„Ich male und musiziere aus Wahrheitssucht“

27.11.2011, 22:00 Uhr

Herr Grützke, was unterscheidet einen Erlebnisgeiger von einem normalen Geiger?

Johannes Grützke
: Auf jeden Fall nicht die Geige. Ich kann eigentlich gar nicht geigen. Es geht aber — wie in der Malerei — nicht ums Können. Es geht ums Tun. Zusammen zu musizieren, ist das Schönste, was es gibt.

Schöner als Malen?

Grützke
: Malen ist ja nicht schön. Ich folge diesen Tätigkeiten nicht aus Schönheitssucht, eher aus Wahrheitssucht. Ich arbeite aus Drang und Trieb — in der Malerei und Musik.

Sie haben zehn Jahre lang, bis 2002, als Professor in Nürnberg gelehrt. Wie eng sind heute noch Ihre Kontakte in die Stadt?

Grützke:
Sehr eng. Mein guter Freund, der Maler Christoph Haupt, lebt hier. Wir dichten zusammen. Nach der Akademiezeit habe ich noch eine Weile eine Wohnung hier behalten. Ich war aber dann doch zu wenig da. Und es gibt ja Hotels.

Das GNM stellt als erstes Haus die gesamte Breite Ihres Schaffens vor. Mit welchem Gefühl gehen Sie durch die Ausstellung?

Grützke
: Als ob ich zuhause wäre. Hier ist ja auch viel aus meinem Atelier zu sehen: meine ausgestopften Tierchen, Fotos meiner Familie...

...und immer wieder auch Ihr Konterfei...

Grützke
: Die Tatsache, dass die Figuren mir ähnlich sehen, liegt ganz einfach daran, dass ich in den Spiegel sehe. Wenn die Leute daraus schließen, dass ich selbstverliebt bin, dann stimmt das überhaupt nicht. Ich veranstalte das nicht zu meiner Ehre, ich male das nächstliegende — und das bin ich. Jeder einzelne Mensch kann die ganze Menschheit repräsentieren.

Ihre Figuren zeigen oft absurde Haltungen, Gesten und Gesichtsausdrücke. Sind Sie ein Dokumentarist oder ein Verrätseler der Welt?

Grütze:
Erst, wenn ich merke, dass ich Gesten so einsetze, dass die Bedeutung nicht eindeutig lesbar ist, interessieren sie mich. Weil ich nicht weiß, was es ist. Ich will es ja erfahren. Ich male überhaupt, um zu erfahren, nicht um anderen etwas zu zeigen. Ich will niemanden beeindrucken, ich bin selbst beeindruckt, sonst würde ich gar nicht anfangen. Ich weiß über meine Bilder tatsächlich genauso wenig wie ein anderer, der davor steht.

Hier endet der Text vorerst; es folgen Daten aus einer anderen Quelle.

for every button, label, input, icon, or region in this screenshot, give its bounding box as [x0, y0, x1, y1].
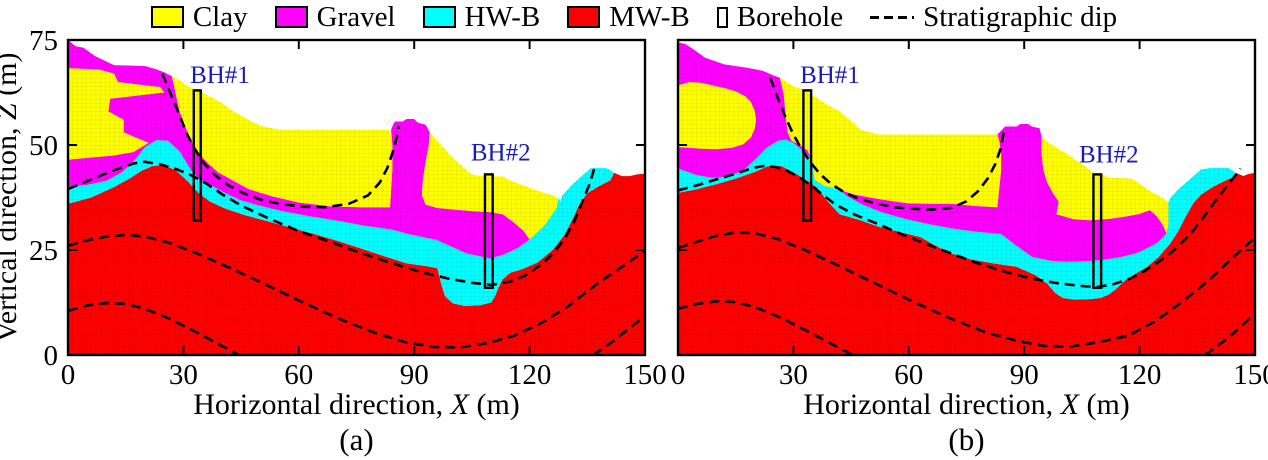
y-tick-label: 25 — [29, 235, 58, 267]
clay-swatch-icon — [150, 6, 184, 28]
plot-b-canvas: BH#1 BH#2 0 30 60 90 120 150 Horizontal directi… — [671, 38, 1268, 457]
gravel-swatch-icon — [274, 6, 308, 28]
stratigraphic-dip-curve — [67, 160, 596, 287]
legend-item: Gravel — [274, 0, 396, 33]
cross-section-plot-b: BH#1 BH#2 0 30 60 90 120 150 Horizontal directi… — [671, 38, 1268, 457]
borehole-bh#1 — [192, 89, 202, 222]
borehole-bh#2 — [1092, 173, 1103, 289]
borehole-label: BH#2 — [1079, 142, 1139, 169]
borehole-label: BH#1 — [190, 62, 250, 89]
plot-a-canvas: BH#1 BH#2 0 30 60 90 120 150 0 25 50 75 Vertical di… — [0, 25, 667, 457]
x-tick-label: 90 — [400, 359, 429, 391]
cross-section-plot-a: BH#1 BH#2 0 30 60 90 120 150 0 25 50 75 Vertical di… — [0, 25, 667, 457]
stratigraphic-dip-curve — [1204, 312, 1256, 357]
borehole-label: BH#1 — [800, 62, 860, 89]
axis-frame — [66, 38, 647, 357]
legend-item: HW-B — [422, 0, 541, 33]
x-axis-label: Horizontal direction, X (m) — [803, 388, 1130, 421]
borehole-label: BH#2 — [471, 140, 531, 167]
x-tick-label: 0 — [61, 359, 76, 391]
model-grid — [678, 42, 1255, 355]
stratigraphic-dip-curve — [592, 314, 646, 357]
stratigraphic-dip-curve — [769, 77, 1006, 212]
legend-item: MW-B — [567, 0, 690, 33]
x-tick-label: 60 — [894, 359, 923, 391]
y-tick-label: 0 — [44, 340, 59, 372]
legend: Clay Gravel HW-B MW-B Borehole Stratigra… — [0, 0, 1268, 34]
y-axis-label: Vertical direction, Z (m) — [0, 53, 23, 343]
subplot-caption: (b) — [948, 422, 984, 457]
legend-item: Stratigraphic dip — [870, 0, 1118, 33]
y-tick-label: 50 — [29, 130, 58, 162]
x-tick-label: 30 — [169, 359, 198, 391]
legend-label: HW-B — [464, 0, 541, 33]
x-tick-label: 60 — [284, 359, 313, 391]
x-tick-label: 120 — [1118, 359, 1162, 391]
legend-label: Borehole — [736, 0, 844, 33]
borehole-icon — [716, 6, 728, 28]
legend-item: Clay — [150, 0, 248, 33]
x-axis-label: Horizontal direction, X (m) — [193, 388, 520, 421]
axis-frame — [676, 38, 1257, 357]
x-tick-label: 90 — [1010, 359, 1039, 391]
model-grid — [68, 40, 645, 355]
stratigraphic-dip-curve — [161, 73, 401, 209]
x-tick-label: 0 — [671, 359, 686, 391]
stratigraphic-dip-curve — [67, 301, 240, 357]
x-tick-label: 30 — [779, 359, 808, 391]
stratigraphic-dip-curve — [677, 231, 1256, 348]
legend-item: Borehole — [716, 0, 844, 33]
legend-label: Gravel — [316, 0, 396, 33]
hwb-swatch-icon — [422, 6, 456, 28]
y-tick-label: 75 — [29, 25, 58, 57]
x-tick-label: 150 — [1233, 359, 1268, 391]
x-tick-label: 150 — [623, 359, 667, 391]
borehole-bh#2 — [483, 173, 494, 289]
stratigraphic-dip-curve — [677, 299, 854, 357]
subplot-caption: (a) — [339, 422, 373, 457]
legend-label: Clay — [192, 0, 248, 33]
x-tick-label: 120 — [508, 359, 551, 391]
legend-label: Stratigraphic dip — [923, 0, 1118, 33]
stratigraphic-dip-curve — [677, 164, 1242, 289]
mwb-swatch-icon — [567, 6, 601, 28]
borehole-bh#1 — [802, 89, 813, 222]
stratigraphic-dip-curve — [67, 233, 646, 349]
dashed-line-icon — [870, 15, 915, 19]
legend-label: MW-B — [609, 0, 690, 33]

Bei den Porträts ist das anders: Man muss nicht rätseln was man vor sich hat. Gerhard Schröder wirkt auf Ihrem Bild ziemlich dicklich, Martin Walser sehr griesgrämig. Waren die Herren dennoch zufrieden?

Grützke:
Das glaube ich nicht. Das ist sogar nie der Fall. Jeder hat ja seine eigene Vision von sich selbst. Wer sich vorher ein repräsentatives Porträt vorgestellt hat, der hat Pech gehabt. Ich lasse meinen Pinsel laufen und mische mich nicht ein. Ob die Modelle hinterher mit dem Bild einverstanden sind, interessiert mich nicht.

Porträtieren Sie jeden, der anfragt und genug bezahlt?

Grützke:
Ja. Da mache ich keinen Unterschied. Ob es klappt oder nicht, ist eine Frage des Termins.

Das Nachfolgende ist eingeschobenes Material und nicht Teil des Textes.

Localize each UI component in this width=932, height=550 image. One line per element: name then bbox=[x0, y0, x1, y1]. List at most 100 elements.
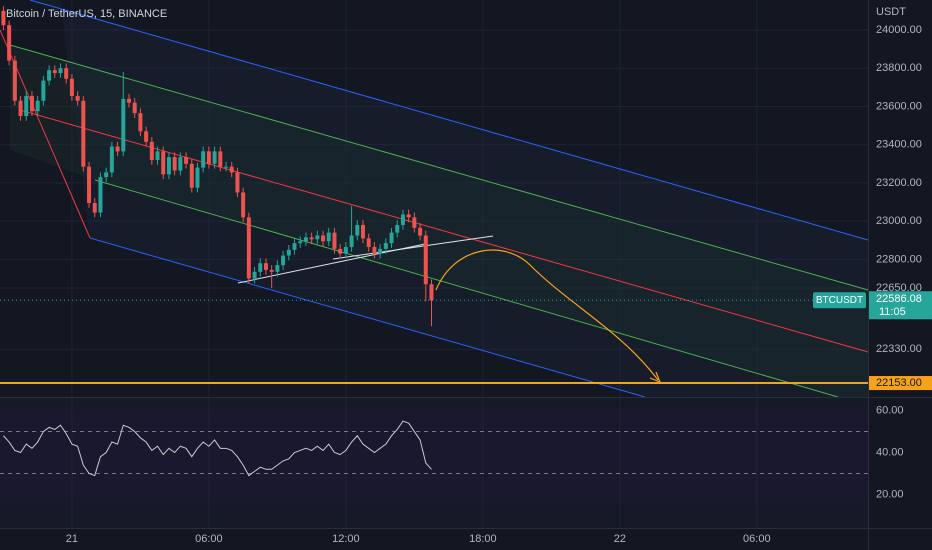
indicator-tick-label: 60.00 bbox=[876, 404, 904, 416]
arrow-head bbox=[649, 371, 662, 384]
candle-body bbox=[303, 237, 308, 242]
candle-body bbox=[366, 238, 371, 247]
candle-body bbox=[161, 151, 166, 175]
candle-body bbox=[18, 100, 23, 117]
channel-line bbox=[19, 109, 869, 353]
candle-body bbox=[269, 269, 274, 272]
candle-body bbox=[132, 102, 137, 114]
channel-line bbox=[94, 179, 839, 398]
candle-body bbox=[423, 235, 428, 285]
candle-body bbox=[98, 177, 103, 213]
candle-body bbox=[263, 263, 268, 270]
indicator-tick-label: 40.00 bbox=[876, 446, 904, 458]
candle-body bbox=[383, 243, 388, 249]
candle-body bbox=[166, 157, 171, 175]
candle-body bbox=[315, 235, 320, 240]
candle-body bbox=[332, 232, 337, 249]
candle-body bbox=[58, 68, 63, 74]
candle-body bbox=[326, 232, 331, 242]
y-tick-label: 22330.00 bbox=[876, 343, 922, 355]
candle-body bbox=[429, 284, 434, 301]
candle-body bbox=[121, 98, 126, 152]
candle-body bbox=[64, 68, 69, 79]
candle-body bbox=[104, 172, 109, 178]
chart-title: Bitcoin / TetherUS, 15, BINANCE bbox=[6, 8, 167, 20]
candle-body bbox=[258, 263, 263, 272]
candle-body bbox=[7, 25, 12, 61]
candle-body bbox=[355, 224, 360, 236]
candle-body bbox=[286, 249, 291, 256]
grid bbox=[0, 0, 868, 528]
candle-body bbox=[224, 166, 229, 168]
channel-fill bbox=[30, 0, 868, 397]
trend-line bbox=[332, 235, 494, 260]
candle-body bbox=[184, 157, 189, 164]
candle-body bbox=[281, 255, 286, 266]
last-price-label: 22586.08 bbox=[876, 293, 922, 305]
target-label-box bbox=[869, 376, 932, 391]
candle-body bbox=[206, 151, 211, 164]
candle-body bbox=[361, 224, 365, 239]
indicator-tick-label: 20.00 bbox=[876, 488, 904, 500]
symbol-label-box bbox=[813, 292, 866, 309]
candle-body bbox=[395, 224, 400, 233]
y-tick-label: 23400.00 bbox=[876, 139, 922, 151]
candle-body bbox=[92, 202, 97, 213]
candle-body bbox=[138, 113, 143, 132]
candle-body bbox=[81, 100, 86, 167]
candle-body bbox=[241, 192, 246, 218]
candle-body bbox=[246, 217, 251, 279]
candle-body bbox=[252, 271, 257, 279]
candle-body bbox=[126, 98, 131, 103]
countdown-label: 11:05 bbox=[879, 306, 906, 318]
y-tick-label: 23000.00 bbox=[876, 215, 922, 227]
y-tick-label: 23600.00 bbox=[876, 100, 922, 112]
candle-body bbox=[212, 151, 217, 164]
x-tick-label: 21 bbox=[66, 533, 78, 545]
candle-body bbox=[378, 248, 383, 254]
y-tick-label: 24000.00 bbox=[876, 24, 922, 36]
candle-body bbox=[201, 151, 206, 168]
indicator-line bbox=[3, 420, 432, 477]
projection-arrow bbox=[435, 249, 659, 381]
symbol-label: BTCUSDT bbox=[816, 295, 863, 306]
candle-body bbox=[189, 163, 194, 188]
candle-body bbox=[24, 95, 29, 117]
candle-body bbox=[412, 217, 417, 228]
candle-body bbox=[1, 10, 6, 26]
candle-body bbox=[372, 246, 377, 254]
candle-body bbox=[109, 146, 114, 173]
y-tick-label: 23800.00 bbox=[876, 62, 922, 74]
axis-unit: USDT bbox=[876, 6, 906, 18]
candle-body bbox=[144, 131, 149, 142]
candle-body bbox=[155, 151, 160, 160]
candle-body bbox=[52, 70, 57, 74]
x-tick-label: 18:00 bbox=[469, 533, 497, 545]
candle-body bbox=[229, 166, 234, 173]
candle-body bbox=[343, 246, 348, 254]
candle-body bbox=[400, 214, 405, 225]
candle-body bbox=[87, 166, 92, 203]
candle-body bbox=[218, 151, 223, 167]
candle-body bbox=[309, 237, 314, 240]
channel-line bbox=[29, 0, 869, 241]
candle-body bbox=[178, 157, 183, 171]
candle-body bbox=[29, 95, 34, 112]
candles bbox=[1, 6, 434, 327]
candle-body bbox=[321, 235, 326, 242]
candle-body bbox=[115, 146, 120, 152]
candle-body bbox=[35, 100, 40, 112]
candle-body bbox=[292, 243, 297, 250]
candle-body bbox=[75, 95, 80, 101]
channel-line bbox=[89, 237, 646, 398]
candle-body bbox=[389, 232, 394, 244]
candle-body bbox=[195, 167, 200, 188]
channel-line bbox=[9, 44, 869, 291]
x-tick-label: 06:00 bbox=[743, 533, 771, 545]
channel-fill bbox=[10, 45, 868, 397]
x-tick-label: 12:00 bbox=[332, 533, 360, 545]
candle-body bbox=[275, 265, 280, 272]
candle-body bbox=[418, 227, 423, 236]
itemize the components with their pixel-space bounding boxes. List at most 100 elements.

Dafür muss man erst einmal an Sie herankommen. Ihre Adresse und Telefonnummer ist geheim, die Homepage führt auch nicht direkt zu Ihnen...

Grützke
: Ich muss mich schützen, sonst komme sich gar nicht mehr zum Arbeiten. Ich kann schwer nein sagen.

Was halten Sie als Vertreter der Figuration von Neo Rauch und der „Neuen Leipziger Schule“?

Grützke:
Ich habe gleich nach der Wende in Leipzig eine große Ausstellung gezeigt. Dabei hatte ich eine richtige Mission: Ich wollte damals den Ostmalern zeigen, dass sie nicht gleich westlich werden müssen. Damals war ich skeptisch, inzwischen glaube ich, die Botschaft ist angekommen — und ich bin stolz darauf.

Ausstellung im GNM bis 1. April 2012. Konzert der „Erlebnisgeiger“ im Museum am 7. Dezember um 19 Uhr, Der Eintritt zum Konzert ist frei.